Try to enter Milano from Central Station - it is an immersive path, very significant of twentieth-century design production.

From Central Station

The axis that connects Duca d'Aosta Square with Repubblica Square is the result of 1km retreat which, at the beginning of the century, no longer seemed adequate to manage the flow of travelers. The low-and-white building was inaugurated in 1931, but its monumental features are not fully rationalist, because the project, realized by Ulisse Stacchini, is dated back to 1912, and reveals its liberty nature.

From Pirellone up to Turati Tower

Milano goes up to the sky

Just in front of the Station there is Gio Ponti’s Pirelli Tower - renamed as Pirellone (1960) - an absolute masterpiece that has remained unmatched among all recent skyscrapers, which can also be seen behind it: the Galfa tower, the Region building and, on the bottom, the Vertical Forest. It is possible to find other giants walking along modern arcades set in Vittor Pisani street: the Breda Tower (1951-1954), with its beautiful round skylight, on the corner with Tunisia street, designed by the same architect - Mattioni - which has built the Martini palace in Diaz Square. At the end of the road, instead, there is the Turati tower, designed by Giovanni and Lorenzo Muzio, tall its 75 meters.

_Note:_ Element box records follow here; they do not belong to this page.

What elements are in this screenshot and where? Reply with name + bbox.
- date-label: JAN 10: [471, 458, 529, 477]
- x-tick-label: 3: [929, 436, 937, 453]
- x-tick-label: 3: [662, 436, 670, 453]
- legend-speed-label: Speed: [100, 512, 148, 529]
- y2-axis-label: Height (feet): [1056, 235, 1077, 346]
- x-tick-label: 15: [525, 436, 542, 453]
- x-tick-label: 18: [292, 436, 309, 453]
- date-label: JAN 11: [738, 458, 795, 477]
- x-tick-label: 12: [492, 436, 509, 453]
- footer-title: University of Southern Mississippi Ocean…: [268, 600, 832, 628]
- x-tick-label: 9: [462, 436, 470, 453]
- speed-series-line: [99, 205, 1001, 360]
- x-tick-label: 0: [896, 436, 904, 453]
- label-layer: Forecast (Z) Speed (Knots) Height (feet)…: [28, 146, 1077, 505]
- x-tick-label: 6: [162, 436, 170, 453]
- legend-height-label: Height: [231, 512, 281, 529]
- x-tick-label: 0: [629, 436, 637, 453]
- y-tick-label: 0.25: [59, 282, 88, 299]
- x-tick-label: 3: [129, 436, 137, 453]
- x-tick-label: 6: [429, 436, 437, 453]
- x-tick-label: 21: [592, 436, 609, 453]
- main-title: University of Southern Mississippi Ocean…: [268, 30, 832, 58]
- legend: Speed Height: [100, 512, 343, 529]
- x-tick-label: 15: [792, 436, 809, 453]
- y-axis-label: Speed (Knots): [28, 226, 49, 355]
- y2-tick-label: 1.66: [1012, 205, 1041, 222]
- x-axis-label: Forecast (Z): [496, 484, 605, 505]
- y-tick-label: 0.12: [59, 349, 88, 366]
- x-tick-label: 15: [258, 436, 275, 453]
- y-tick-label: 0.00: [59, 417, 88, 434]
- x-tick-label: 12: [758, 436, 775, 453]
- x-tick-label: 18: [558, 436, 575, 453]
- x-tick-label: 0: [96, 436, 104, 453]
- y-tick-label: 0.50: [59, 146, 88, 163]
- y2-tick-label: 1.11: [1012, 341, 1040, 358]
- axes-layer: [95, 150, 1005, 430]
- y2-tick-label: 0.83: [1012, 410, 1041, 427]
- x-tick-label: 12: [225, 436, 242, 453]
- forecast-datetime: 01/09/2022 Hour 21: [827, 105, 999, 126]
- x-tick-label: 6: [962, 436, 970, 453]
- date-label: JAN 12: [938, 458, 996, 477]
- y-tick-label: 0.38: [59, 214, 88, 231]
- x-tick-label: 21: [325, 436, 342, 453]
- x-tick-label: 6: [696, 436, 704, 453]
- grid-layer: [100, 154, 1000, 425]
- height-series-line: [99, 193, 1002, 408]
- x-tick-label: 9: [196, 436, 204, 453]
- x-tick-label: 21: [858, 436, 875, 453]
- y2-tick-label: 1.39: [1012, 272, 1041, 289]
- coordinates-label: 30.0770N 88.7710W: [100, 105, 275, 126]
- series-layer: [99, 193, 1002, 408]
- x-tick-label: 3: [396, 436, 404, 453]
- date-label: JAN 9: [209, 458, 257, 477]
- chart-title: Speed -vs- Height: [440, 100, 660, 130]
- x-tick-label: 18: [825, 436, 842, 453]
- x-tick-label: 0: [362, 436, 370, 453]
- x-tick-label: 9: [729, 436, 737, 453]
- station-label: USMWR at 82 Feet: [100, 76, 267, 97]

From Turati street up to Palazzo dei Giornali

Turati street, in the same way, becomes a veritable road of wonders: it is possible to see the Serenissima Palace - ex Campari Palace - designed in the 60s by the Soncini brothers and recently restored by the Park Associati, followed by the mythological Ca 'Bruta, masterpiece by Muzio. Opposite, on the corner with via Moscova, the curved and green Montecatini Building, with its H-shaped plan - was realized by Gio Ponti in the late 30’s. The path can only end up triumphantly on the Information Palace, or Palazzo dei Giornali (formerly Palazzo del Popolo of Italy).